FIG. 10 depicts a schematic cross-section view of the drill stem test string 300 of FIG. 3 being run into another illustrative completion assembly 1000, according to one or more embodiments. Cement may be disposed within the annulus 102 between the completion assembly 1000 and the wall of the wellbore 100. The zones 112, 114, 116 may be fracked one at a time through the port or opening 1002 in completion assembly 1000. After each zone 112, 114, 116 has been fracked, a screen 1006 may be placed adjacent to each opening 1002 using a shifting tool coupled to a work string (not shown). The work string may then be pulled out of the wellbore 100, and the drill stem test string 300 may be run into the wellbore 100 until it is at least partially disposed within the completion assembly 1000. Once in position, the drill stem test string 300 may operate in the same manner as the drill stem test string 300 in FIGS. 4-6.

As used herein, the terms “inner” and “outer”; “up” and “down”; “upper” and “lower”; “upward” and “downward”; “above” and “below”; “inward” and “outward”; and other like terms as used herein refer to relative positions to one another and are not intended to denote a particular direction or spatial orientation. The terms “couple,” “coupled,” “connect,” “connection,” “connected,” “in connection with,” and “connecting” refer to “in direct connection with” or “in connection with via one or more intermediate elements or members.”

Although the preceding description has been described herein with reference to particular means, materials, and embodiments, it is not intended to be limited to the particulars disclosed herein; rather, it extends to all functionally equivalent structures, methods, and uses, such as are within the scope of the appended claims.

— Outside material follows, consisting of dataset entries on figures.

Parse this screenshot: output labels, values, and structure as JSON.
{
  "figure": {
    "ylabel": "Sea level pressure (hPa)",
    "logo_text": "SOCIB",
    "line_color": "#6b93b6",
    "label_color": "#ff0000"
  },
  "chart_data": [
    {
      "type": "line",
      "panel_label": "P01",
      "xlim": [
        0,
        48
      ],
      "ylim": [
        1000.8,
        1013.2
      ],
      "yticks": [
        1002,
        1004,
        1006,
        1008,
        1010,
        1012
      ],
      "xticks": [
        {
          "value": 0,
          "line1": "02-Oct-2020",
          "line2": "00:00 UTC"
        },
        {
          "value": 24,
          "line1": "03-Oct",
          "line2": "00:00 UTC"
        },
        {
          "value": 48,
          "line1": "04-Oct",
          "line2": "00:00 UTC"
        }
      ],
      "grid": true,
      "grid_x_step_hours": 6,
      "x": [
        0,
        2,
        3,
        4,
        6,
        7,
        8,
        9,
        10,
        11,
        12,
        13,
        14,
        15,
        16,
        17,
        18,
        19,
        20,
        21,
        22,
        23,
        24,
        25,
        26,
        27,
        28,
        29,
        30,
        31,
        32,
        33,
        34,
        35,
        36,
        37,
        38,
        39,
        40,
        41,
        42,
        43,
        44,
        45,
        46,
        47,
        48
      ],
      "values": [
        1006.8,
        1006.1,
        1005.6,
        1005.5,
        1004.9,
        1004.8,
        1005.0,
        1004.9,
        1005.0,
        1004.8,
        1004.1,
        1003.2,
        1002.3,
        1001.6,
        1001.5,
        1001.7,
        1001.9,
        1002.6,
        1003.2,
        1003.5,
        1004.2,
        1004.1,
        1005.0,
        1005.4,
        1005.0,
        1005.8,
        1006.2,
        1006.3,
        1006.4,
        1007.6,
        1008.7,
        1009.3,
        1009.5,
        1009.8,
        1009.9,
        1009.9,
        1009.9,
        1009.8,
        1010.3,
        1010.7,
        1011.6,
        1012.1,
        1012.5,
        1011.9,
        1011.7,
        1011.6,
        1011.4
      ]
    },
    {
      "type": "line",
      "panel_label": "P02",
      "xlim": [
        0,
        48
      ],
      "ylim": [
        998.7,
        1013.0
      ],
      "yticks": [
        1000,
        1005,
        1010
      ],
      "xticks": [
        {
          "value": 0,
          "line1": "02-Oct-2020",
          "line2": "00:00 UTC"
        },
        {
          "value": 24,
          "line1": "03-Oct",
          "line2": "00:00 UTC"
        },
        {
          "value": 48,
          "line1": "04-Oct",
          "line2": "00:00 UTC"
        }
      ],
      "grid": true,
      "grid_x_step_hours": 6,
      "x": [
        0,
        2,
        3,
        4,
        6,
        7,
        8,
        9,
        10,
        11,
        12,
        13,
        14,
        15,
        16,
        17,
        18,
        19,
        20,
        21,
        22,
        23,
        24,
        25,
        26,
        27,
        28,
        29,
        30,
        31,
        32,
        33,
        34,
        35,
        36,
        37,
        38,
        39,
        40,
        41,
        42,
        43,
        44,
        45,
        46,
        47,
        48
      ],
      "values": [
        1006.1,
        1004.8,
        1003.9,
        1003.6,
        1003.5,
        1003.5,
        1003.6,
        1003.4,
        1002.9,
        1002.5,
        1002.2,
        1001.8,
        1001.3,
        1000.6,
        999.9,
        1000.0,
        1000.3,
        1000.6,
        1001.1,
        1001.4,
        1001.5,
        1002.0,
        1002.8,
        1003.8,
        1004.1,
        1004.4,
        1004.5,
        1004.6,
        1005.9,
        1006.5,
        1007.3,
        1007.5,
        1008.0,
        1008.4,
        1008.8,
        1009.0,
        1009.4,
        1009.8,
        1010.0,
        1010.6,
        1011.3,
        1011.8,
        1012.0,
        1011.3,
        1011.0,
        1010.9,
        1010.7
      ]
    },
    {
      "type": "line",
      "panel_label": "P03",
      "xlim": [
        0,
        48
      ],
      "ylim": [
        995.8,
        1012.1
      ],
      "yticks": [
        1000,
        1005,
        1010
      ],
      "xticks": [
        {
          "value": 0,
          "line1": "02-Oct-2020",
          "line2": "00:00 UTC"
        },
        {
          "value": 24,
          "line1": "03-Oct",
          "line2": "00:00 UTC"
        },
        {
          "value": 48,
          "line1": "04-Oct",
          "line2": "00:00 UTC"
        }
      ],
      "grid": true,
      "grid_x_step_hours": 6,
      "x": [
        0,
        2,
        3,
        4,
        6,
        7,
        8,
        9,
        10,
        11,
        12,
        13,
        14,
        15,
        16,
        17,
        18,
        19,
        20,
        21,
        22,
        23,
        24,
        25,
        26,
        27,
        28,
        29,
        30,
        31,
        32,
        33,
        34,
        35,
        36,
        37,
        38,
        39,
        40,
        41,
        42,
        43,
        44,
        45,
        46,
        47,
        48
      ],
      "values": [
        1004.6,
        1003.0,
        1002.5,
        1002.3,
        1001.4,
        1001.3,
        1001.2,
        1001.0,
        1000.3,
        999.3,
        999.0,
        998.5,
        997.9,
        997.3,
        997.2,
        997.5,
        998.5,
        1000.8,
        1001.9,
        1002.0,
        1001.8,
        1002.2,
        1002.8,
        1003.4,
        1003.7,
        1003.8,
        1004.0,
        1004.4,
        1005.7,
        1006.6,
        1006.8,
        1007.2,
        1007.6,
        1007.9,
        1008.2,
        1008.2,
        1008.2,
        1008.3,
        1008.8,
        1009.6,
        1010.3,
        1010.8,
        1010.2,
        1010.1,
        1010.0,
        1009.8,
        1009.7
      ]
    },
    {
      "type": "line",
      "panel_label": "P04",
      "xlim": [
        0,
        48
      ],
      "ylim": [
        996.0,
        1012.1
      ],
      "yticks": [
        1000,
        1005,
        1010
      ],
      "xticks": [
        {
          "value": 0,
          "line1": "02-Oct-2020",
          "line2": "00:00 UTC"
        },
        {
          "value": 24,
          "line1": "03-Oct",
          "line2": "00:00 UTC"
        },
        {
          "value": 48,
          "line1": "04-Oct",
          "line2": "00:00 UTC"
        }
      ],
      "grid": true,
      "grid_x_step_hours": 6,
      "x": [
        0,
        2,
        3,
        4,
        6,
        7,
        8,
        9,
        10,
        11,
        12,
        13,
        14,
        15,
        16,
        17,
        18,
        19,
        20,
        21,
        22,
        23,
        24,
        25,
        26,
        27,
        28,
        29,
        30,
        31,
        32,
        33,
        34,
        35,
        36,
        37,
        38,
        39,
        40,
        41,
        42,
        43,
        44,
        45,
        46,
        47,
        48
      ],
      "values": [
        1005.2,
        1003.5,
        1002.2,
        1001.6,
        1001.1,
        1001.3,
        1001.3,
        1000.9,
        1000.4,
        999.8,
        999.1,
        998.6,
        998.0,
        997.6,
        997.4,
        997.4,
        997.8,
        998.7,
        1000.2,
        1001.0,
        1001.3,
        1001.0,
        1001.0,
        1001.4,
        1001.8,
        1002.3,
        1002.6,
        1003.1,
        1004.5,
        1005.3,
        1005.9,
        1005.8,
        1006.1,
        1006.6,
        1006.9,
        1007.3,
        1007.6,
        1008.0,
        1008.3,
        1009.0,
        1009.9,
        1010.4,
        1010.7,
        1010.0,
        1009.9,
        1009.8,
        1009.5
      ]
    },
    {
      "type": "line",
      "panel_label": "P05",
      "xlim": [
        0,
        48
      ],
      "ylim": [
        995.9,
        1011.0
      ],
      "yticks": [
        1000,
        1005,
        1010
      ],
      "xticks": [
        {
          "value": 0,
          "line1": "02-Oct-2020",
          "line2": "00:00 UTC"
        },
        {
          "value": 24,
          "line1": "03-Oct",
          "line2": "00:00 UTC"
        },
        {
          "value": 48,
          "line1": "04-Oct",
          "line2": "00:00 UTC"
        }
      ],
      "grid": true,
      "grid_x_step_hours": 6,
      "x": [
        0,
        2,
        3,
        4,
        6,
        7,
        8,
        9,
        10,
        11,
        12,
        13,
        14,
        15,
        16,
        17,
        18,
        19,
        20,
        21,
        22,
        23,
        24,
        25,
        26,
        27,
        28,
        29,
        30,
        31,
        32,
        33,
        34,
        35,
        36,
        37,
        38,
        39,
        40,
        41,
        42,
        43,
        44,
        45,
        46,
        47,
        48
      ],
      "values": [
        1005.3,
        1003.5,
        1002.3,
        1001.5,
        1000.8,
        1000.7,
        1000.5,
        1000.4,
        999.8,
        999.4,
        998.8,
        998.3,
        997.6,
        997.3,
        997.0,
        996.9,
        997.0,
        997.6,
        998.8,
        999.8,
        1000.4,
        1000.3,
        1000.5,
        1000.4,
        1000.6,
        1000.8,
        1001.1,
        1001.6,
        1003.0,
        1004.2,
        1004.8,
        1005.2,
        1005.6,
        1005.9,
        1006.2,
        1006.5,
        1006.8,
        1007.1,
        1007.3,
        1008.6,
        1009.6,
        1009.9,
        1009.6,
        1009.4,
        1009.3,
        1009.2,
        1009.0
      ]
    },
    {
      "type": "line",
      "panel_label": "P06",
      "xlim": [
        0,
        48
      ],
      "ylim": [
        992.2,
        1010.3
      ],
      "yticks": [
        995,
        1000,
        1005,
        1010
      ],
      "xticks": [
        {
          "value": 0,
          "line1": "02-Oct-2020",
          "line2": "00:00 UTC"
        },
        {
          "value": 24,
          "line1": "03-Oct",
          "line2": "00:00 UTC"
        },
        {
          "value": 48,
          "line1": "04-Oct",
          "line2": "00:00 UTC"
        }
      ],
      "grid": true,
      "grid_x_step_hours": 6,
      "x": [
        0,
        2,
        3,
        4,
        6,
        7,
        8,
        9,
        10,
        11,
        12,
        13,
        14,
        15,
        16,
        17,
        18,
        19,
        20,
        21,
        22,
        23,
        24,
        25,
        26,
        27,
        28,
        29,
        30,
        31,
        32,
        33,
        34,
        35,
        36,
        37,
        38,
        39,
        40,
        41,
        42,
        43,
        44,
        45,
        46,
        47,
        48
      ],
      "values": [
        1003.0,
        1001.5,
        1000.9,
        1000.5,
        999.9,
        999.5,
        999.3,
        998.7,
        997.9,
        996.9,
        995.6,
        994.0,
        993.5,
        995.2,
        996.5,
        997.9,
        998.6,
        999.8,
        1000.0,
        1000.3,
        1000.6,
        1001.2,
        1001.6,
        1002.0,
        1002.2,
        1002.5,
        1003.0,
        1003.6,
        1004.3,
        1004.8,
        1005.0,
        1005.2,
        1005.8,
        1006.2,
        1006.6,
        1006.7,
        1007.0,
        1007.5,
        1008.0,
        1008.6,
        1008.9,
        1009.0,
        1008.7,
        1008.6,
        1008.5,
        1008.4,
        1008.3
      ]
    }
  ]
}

Although only a few example embodiments have been described in detail above, those skilled in the art will readily appreciate that many modifications are possible in the example embodiments without materially departing from “Single Trip Multi-Zone Drill Stem Test System.” Accordingly, all such modifications are intended to be included within the scope of this disclosure. In the claims, means-plus-function clauses are intended to cover the structures described herein as performing the recited function and not only structural equivalents, but also equivalent structures. Thus, although a nail and a screw may not be structural equivalents in that a nail employs a cylindrical surface to secure wooden parts together, whereas a screw employs a helical surface, in the environment of fastening wooden parts, a nail and a screw may be equivalent structures. It is the express intention of the applicant not to invoke 35 U.S.C. § 120, paragraph 6 for any limitations of any of the claims herein, except for those in which the claim expressly uses the words ‘means for’ together with an associated function.

Certain embodiments and features have been described using a set of numerical upper limits and a set of numerical lower limits. It should be appreciated that ranges including the combination of any two values, e.g., the combination of any lower value with any upper value, the combination of any two lower values, and/or the combination of any two upper values are contemplated unless otherwise indicated. Certain lower limits, upper limits and ranges appear in one or more claims below. All numerical values are “about” or “approximately” the indicated value, and take into account experimental error and variations that would be expected by a person having ordinary skill in the art.

Various terms have been defined above. To the extent a term used in a claim is not defined above, it should be given the broadest definition persons in the pertinent art have given that term as reflected in at least one printed publication or issued patent. Furthermore, all patents, test procedures, and other documents cited in this application are fully incorporated by reference to the extent such disclosure is not inconsistent with this application and for all jurisdictions in which such incorporation is permitted.